Many of these tests are based on English language text, and the result may not be significant if the text is in a language other than English. Also, the scores obtained indicate the U.S. school level required by a person to understand the text. How much valid they are in the Indian context is another question to ponder. Also, different readability index gives different score and grade for the same text. Additionally, readability does not consider the meaning and context of the text. Low literacy levels in India are another barrier to online health knowledge.

6 Conclusion

A large population of India uses the Internet for healthcare information.
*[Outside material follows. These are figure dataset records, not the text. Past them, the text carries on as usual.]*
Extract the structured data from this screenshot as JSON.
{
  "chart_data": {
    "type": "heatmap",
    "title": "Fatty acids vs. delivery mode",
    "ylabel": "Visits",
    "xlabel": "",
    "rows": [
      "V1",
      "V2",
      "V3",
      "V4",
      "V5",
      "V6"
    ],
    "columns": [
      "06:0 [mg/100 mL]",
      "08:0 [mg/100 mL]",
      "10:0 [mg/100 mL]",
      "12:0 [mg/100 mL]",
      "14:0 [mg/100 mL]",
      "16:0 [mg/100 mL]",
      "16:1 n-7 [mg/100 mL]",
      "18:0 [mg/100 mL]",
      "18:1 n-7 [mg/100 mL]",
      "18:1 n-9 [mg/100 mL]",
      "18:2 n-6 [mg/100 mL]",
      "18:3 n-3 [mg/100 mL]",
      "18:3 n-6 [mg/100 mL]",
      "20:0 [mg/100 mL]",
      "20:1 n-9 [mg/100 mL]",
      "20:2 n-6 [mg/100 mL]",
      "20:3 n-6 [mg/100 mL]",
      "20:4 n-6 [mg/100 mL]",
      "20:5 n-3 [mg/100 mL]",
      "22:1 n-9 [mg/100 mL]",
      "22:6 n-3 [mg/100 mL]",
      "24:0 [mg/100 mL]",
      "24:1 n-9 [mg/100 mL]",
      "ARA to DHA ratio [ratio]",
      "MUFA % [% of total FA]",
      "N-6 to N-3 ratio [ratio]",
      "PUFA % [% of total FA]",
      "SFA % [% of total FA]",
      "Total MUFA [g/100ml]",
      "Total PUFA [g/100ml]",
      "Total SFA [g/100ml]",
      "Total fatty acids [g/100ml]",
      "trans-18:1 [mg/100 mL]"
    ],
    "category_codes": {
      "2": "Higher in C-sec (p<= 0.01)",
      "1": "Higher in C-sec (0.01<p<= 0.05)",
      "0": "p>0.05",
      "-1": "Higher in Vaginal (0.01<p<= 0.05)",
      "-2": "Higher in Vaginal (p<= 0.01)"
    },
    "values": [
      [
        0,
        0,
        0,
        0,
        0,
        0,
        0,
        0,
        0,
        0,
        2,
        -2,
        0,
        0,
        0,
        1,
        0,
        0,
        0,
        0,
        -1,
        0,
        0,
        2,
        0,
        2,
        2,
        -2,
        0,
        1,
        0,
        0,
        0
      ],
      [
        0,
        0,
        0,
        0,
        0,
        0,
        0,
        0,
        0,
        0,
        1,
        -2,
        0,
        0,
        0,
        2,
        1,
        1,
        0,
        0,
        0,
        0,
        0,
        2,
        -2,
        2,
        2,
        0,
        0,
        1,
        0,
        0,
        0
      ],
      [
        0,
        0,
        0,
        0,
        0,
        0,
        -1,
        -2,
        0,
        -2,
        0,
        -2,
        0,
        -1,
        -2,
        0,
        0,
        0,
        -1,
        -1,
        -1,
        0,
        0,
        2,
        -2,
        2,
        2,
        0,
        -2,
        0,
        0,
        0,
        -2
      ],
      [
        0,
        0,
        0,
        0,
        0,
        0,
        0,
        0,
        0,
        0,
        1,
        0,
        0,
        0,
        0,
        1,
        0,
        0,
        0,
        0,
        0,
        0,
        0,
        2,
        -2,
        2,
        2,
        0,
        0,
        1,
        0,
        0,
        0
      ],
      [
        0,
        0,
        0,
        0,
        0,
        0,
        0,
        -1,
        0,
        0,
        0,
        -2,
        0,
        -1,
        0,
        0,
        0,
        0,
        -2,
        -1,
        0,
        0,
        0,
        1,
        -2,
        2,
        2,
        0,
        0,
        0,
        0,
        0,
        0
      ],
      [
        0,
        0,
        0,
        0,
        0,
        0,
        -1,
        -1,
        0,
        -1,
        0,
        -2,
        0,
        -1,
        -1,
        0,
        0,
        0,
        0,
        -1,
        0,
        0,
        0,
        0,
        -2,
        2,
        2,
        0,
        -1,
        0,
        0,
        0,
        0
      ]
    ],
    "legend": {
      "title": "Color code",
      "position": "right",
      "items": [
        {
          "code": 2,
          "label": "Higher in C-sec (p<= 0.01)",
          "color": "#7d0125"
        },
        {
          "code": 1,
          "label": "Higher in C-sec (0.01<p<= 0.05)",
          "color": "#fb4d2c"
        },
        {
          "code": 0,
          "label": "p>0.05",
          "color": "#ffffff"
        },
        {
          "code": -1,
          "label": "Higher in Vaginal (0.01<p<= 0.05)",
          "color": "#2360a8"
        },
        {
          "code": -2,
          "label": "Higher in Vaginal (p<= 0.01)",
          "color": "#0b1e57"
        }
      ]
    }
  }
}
This is due to the digital revolution, which has made the Internet accessible even in remote areas. There is a vast amount of COVID-19 content available online. In the study, it was found that the readability of content addressing COVID-19 is satisfactory. But language forms another barrier in information dissemination. Research is needed to make the readability measures adapt to multilingual pages focusing on context and its meaning in the language.

The pandemic nature of COVID-19 requires adequate and effective communication and dissemination of reliable information from the healthcare people to the general public. This can be done by creating online material written at the recommended reading level and comprehensible to help the public take informed decisions about risk mitigation measures.